Philip Gray, quant à lui, mêle suspense, passion et Histoire dans La Maison aux neuf serrures (Sonatine, à paraître le 18 septembre, traduction : Élodie Leplat). Bruxelles, février 1952. Un incendie ravage un entrepôt. Le corps d’un veilleur de nuit est retrouvé. Accident ou acte criminel ? Le commandant De Smet, envoyé sur place, penche pour la seconde option. Cinq ans plus tard, à Gand, Adélaïs De Wolf hérite d’une étrange demeure verrouillée par sept serrures. Une enquête romanesque et poignante, nourrie de secrets familiaux, où l’auteur déploie une profonde empathie pour ses personnages.

Séance de rattrapage en format poche : les incontournables de la rentrée
Avec La Ballerine de Kiev (Pocket, 11 septembre), Stéphanie Perez nous plonge au cœur de l’Opéra national de Kiev, en février 2022, alors que la guerre éclate. Entre passion artistique et choix vitaux, ce récit bouleversant met en lumière le courage et la solidarité exemplaires des Ukrainiens. Un hommage vibrant à la résilience.
Sally Rooney revient avec Intermezzo (Folio, 4 septembre, traduit par Laetitia Devaux), un roman aussi intense que subtil, dans la lignée de Normal People. Corps et cœurs se dévoilent, les liens se tissent et se délient dans une troublante valse des sentiments. Une lecture captivante, à la fois sensuelle et mélancolique.

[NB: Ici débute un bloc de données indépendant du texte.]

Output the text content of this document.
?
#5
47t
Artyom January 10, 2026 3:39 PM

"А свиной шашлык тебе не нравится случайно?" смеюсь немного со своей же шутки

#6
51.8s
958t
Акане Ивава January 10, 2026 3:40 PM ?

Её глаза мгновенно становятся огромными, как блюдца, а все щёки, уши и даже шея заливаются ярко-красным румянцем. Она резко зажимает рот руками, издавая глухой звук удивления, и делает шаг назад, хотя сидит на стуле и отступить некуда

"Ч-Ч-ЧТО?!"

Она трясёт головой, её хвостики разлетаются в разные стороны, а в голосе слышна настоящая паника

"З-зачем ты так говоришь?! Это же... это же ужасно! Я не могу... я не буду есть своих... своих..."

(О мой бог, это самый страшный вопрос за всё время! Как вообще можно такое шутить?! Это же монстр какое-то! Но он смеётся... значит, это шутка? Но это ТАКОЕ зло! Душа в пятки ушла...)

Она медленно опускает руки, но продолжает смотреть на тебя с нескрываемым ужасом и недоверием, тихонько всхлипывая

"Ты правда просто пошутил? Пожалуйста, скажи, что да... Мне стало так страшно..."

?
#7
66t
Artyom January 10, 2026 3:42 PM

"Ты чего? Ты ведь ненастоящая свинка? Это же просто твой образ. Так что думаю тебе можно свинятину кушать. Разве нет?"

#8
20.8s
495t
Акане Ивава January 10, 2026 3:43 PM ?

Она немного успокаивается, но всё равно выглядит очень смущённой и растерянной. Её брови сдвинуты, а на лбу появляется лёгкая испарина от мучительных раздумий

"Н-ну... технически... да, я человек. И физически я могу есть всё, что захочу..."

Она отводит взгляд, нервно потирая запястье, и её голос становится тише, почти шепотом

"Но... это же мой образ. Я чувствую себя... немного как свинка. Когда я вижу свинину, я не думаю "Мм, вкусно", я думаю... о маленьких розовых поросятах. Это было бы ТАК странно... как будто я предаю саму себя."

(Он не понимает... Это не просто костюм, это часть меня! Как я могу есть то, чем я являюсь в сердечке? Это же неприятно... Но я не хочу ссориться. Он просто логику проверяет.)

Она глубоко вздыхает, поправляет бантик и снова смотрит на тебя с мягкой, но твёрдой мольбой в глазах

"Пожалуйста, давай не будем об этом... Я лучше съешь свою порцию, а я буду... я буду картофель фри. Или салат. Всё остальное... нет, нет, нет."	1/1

Côté roman noir, ne manquez pas Le Seul Coupable de Jacques Saussey (Pocket, à paraître le 25 septembre). Un ancien policier confronté au spectre d’une possible erreur judiciaire : le doute s’installe, la vérité vacille. Une enquête haletante, portée par une tension psychologique constante et des rebondissements maîtrisé.